Serotonin affects transcranial direct current-induced neuroplasticity in humans

Background: Modulation of the serotonergic system affects long term potentiation (LTP) as well as long term depression (LTD), the likely neurophysiological derivates of learning and memory formation, as shown in animals and slice preparations so far. However, knowledge about the impact of serotonin on neuroplasticity in humans is missing. This might be however of special importance, since many neurological patients receive serotonine reuptake inhibitors, e.g. after stroke. We aimed to explore the impact of the serotonin reuptake blocker citalopram on plasticity induced by transcranial direct current (tDCS) in humans.

Methods: In 12 healthy subjects, anodal excitability-enhancing or cathodal excitability-diminishing tDCS was applied to the motor cortex under a single dose of 20mg citalopram or placebo medication. Motor cortex excitability was monitored by single pulse transcranial magnetic stimulation (TMS) for up to the evening after the day of plasticity induction.

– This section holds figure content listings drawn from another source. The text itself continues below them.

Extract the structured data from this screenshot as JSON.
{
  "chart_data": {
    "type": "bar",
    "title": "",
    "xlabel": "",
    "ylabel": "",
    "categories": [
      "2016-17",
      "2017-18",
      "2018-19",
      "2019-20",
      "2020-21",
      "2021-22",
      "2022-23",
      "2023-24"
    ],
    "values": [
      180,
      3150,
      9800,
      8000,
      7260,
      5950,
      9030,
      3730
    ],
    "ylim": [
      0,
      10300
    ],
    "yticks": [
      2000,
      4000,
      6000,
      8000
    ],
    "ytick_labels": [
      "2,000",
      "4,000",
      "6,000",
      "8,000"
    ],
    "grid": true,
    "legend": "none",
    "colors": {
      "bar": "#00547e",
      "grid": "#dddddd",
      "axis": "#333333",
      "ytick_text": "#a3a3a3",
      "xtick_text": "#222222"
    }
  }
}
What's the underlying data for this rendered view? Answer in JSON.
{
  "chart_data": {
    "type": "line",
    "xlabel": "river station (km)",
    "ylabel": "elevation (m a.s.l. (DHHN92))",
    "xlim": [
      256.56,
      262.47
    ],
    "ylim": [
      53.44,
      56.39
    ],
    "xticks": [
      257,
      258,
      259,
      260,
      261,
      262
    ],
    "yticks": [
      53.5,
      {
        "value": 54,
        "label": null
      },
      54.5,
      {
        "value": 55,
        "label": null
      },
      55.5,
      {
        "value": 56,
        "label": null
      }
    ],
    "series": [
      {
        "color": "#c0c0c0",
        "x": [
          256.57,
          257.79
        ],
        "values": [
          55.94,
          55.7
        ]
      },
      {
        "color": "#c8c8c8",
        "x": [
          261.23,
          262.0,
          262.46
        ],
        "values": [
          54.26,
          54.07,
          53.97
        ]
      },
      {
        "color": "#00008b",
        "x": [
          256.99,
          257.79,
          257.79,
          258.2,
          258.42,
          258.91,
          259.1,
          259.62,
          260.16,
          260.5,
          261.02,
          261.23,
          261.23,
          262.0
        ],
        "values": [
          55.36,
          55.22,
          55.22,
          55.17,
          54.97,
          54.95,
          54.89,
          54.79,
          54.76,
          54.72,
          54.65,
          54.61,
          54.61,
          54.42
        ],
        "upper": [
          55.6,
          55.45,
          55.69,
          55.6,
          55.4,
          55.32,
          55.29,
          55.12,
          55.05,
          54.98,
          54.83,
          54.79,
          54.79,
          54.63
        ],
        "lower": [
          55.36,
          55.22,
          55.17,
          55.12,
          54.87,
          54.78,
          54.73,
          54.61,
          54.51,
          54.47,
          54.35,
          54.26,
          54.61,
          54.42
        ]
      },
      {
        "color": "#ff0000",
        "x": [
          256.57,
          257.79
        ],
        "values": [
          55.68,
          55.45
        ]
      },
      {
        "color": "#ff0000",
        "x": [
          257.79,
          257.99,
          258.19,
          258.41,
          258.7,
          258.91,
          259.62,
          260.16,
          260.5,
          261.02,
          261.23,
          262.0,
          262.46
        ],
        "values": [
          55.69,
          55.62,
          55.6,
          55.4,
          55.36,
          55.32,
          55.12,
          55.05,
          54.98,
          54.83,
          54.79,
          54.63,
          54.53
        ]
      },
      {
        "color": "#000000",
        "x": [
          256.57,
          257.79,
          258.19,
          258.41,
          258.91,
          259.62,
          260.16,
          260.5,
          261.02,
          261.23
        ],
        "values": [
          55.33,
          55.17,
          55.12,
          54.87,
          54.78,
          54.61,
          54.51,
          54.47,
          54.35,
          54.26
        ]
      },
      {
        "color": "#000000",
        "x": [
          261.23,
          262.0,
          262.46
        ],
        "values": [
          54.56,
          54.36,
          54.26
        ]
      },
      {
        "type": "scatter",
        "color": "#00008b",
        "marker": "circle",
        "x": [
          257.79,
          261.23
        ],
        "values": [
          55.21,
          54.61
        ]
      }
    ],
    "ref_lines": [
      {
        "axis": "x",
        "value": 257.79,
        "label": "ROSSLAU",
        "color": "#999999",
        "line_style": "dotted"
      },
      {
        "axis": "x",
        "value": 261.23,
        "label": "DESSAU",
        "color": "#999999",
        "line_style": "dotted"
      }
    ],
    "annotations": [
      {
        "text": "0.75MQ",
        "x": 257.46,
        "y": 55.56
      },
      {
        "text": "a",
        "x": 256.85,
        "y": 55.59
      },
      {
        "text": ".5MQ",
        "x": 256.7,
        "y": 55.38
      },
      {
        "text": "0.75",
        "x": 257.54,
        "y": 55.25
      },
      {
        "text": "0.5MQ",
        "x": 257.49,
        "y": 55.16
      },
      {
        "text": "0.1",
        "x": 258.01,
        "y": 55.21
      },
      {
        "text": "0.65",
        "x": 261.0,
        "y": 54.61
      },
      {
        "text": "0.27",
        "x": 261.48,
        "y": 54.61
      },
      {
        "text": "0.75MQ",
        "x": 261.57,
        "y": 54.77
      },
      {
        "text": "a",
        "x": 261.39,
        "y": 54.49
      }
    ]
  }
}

Results: Under placebo medication, anodal tDCS enhanced, and cathodal tDCS reduced excitability for about 60 to 120min. Citalopram enhanced and prolonged the facilitation induced by anodal tDCS, while it turned cathodal tDCS-induced inhibition into facilitation.

Conclusions: Serotonin has a prominent impact on neuroplasticity in humans, which is in favour for facilitatory plasticity. Future studies have to show if by this enhancing effect on plasticity, serotonin reuptake inhibitors are suited to improve rehabilitation results. Moreover, the results point to the fact that for therapeutic brain stimulation, e.g. by tDCS or rTMS, serotonergic reinforcement could be a tool to add to or multiply excitatory aftereffects and hereby reduce the necessary amount of physical stimulation energy.